他のスタッフの事も良い意味で干渉せず、何か揉め事があった時もビシッと物を言い、その場を上手く治めてくれていたので、他のスタッフからも一目置かれていた。反面、何年か前に、酔っ払ったOLのお客様から〝これだけお金掛けて、美容整形して、エステに通ってたら、綺麗になって当たり前よ!〟って言われたら、〝分かった様な口叩くんじゃねぇよ!このブス女(あま)!〟って怒鳴って殴り、麻布警察署に一週間、拘留されたらしい。でも響さんの凄い所は、転んでも只じゃ起きないタイプで、拘留先で知り合ったヤクザと同伴出勤して来たというエピソードが有る。そんな響さんの事は、正直、触れてはいけない人と、あまり関わらずに来たので、ママの問いには答えられなかった。
「変な事聞いちゃってごめんね!この話は響や他のスタッフには内緒にしててね。宜しくよ!」
どこか落ち込んだ様子の美帆ママと一緒に店を出て、帰る事にした。私はタクシーの中で、ふとパラノイアのママが言っていた事を思い出した…。
『人それぞれ、人種や性別、年齢や立場が違っても、悩みの無い人なんか居ないのよ。

その人の悩みはその人にしか分からないし、解決出来ないの。人の悩みなんか、自分の事じゃないから計り知れないでしょ…。育った環境も違うんだし…。でもね,悩みが有るという事は、みんな変わらないの!だから、その人の悩みは解決出来なくても、悩みを抱えている同じ人間だという事だけは共感出来るはずよ!私達はオカマだけど、オカマに生まれて来た意味だって、きっと有るはずよ!オカマだろうと、世間で言うノーマルだろうと、この世に生を現した以上、修行しに生まれて来た様な物なのよ!』
 私も今、慌ただしいボーダレスでの仕事や人間関係に、疲れて悩んでいる一人だ。この前のクリスマスの夜、そんな私に彼は、「結婚なんか形はどうだって良いじゃん!僕は子供なんか要らないし、親も居ないから、末那さえ良ければ、ずーっと一緒に居て欲しい。そして一緒に暮らし、一緒に歳を重ねて生きたい…。」とカルティエの指輪(リング)を私にプレゼントしてくれ、プロポーズまがいに告げてくれた。彼とは私の誕生日の七夕の日に、お客様として知り合い、今に至る。

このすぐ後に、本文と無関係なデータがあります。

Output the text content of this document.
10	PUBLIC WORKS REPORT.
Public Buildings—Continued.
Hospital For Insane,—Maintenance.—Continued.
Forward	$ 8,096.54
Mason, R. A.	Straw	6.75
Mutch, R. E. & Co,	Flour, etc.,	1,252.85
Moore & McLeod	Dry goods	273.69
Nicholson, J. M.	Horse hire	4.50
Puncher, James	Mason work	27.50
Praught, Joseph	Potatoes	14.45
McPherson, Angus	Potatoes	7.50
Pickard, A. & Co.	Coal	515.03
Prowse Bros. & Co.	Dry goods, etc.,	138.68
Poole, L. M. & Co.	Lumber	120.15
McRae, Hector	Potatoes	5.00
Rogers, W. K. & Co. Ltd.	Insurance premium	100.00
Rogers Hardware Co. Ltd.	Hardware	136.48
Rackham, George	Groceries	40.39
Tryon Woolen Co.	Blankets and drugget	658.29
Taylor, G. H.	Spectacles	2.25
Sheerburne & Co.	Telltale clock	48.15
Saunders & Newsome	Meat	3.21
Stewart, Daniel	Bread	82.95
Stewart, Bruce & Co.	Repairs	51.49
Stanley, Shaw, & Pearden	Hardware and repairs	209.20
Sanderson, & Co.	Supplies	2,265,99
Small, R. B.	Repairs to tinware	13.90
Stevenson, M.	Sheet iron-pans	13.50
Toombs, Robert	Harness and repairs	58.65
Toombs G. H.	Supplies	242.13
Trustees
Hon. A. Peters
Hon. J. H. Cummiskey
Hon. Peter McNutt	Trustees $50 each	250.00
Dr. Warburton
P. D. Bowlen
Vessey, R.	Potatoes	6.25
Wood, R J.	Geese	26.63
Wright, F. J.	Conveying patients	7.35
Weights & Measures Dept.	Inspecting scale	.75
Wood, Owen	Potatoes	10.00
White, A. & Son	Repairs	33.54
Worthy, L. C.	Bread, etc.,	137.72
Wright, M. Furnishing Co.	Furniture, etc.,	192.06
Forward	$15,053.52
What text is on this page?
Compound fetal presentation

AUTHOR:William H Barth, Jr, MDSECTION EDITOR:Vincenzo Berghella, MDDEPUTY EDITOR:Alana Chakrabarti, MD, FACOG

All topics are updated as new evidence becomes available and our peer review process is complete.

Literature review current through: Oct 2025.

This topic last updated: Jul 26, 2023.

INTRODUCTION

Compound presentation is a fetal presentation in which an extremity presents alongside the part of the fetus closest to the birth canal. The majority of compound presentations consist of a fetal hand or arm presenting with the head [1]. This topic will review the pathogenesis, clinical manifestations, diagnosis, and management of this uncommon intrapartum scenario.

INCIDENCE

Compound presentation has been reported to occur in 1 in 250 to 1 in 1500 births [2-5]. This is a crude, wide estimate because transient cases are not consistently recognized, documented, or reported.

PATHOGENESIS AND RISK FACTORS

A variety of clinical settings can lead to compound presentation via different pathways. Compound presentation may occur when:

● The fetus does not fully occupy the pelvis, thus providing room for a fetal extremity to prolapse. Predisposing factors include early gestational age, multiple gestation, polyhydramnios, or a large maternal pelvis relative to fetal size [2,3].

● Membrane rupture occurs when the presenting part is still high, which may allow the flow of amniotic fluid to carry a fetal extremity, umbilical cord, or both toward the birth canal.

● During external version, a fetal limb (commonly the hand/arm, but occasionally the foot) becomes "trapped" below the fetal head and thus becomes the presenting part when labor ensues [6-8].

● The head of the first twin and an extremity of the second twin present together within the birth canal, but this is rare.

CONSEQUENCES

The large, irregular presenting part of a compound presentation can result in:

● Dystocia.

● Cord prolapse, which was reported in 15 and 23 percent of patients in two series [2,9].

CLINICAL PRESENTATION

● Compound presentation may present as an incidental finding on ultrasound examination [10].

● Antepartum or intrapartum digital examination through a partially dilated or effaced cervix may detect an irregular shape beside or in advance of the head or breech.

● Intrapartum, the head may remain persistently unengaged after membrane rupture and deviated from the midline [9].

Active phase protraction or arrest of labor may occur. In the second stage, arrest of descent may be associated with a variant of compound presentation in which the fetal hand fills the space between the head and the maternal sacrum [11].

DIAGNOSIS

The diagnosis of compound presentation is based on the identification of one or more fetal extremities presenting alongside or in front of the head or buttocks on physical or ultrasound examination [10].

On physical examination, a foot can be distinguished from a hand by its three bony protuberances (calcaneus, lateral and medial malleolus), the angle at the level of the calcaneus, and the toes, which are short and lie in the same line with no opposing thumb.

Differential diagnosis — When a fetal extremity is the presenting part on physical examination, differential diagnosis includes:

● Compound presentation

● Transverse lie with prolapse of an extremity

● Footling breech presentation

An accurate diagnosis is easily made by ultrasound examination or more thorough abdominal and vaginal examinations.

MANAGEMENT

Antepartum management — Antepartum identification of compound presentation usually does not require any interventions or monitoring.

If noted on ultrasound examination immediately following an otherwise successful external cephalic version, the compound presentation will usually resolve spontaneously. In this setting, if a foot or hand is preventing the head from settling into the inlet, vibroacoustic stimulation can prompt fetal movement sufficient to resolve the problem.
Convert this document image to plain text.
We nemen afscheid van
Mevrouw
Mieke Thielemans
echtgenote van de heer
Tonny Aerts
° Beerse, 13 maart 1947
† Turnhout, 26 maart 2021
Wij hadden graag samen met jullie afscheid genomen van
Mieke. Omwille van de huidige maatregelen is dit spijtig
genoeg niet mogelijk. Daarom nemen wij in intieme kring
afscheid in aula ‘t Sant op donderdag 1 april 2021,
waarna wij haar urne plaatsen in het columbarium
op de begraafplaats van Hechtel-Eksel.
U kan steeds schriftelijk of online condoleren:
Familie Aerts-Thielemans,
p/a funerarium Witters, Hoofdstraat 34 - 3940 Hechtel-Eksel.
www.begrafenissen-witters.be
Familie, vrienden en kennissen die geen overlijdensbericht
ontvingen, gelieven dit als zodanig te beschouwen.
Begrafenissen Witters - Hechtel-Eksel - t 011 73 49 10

「お店も末那が辞めたかったら辞めれば良いよ!僕と一緒に暮らせば良いさ。」
とも言ってくれた。
 私は悩み苦しんでいる。お店を辞める事、彼と暮らす事、そしてどこか陰の有る彼が、何か私に隠し事があるのではないか?という拭い切れない不信感、どうしたら良いのか分からなくなるばかりだ。

きっとパラノイアのママが生きていて相談したら、「末那!あなたにふり掛かる問題はあなたに乗り越えられる力が有るから、神様か仏様か御先祖様が、あなたに与えた試練なのよ!逃げたりしちゃ駄目よ!しっかり考えて悩み抜きなさい!」って、答えをくれただろう…。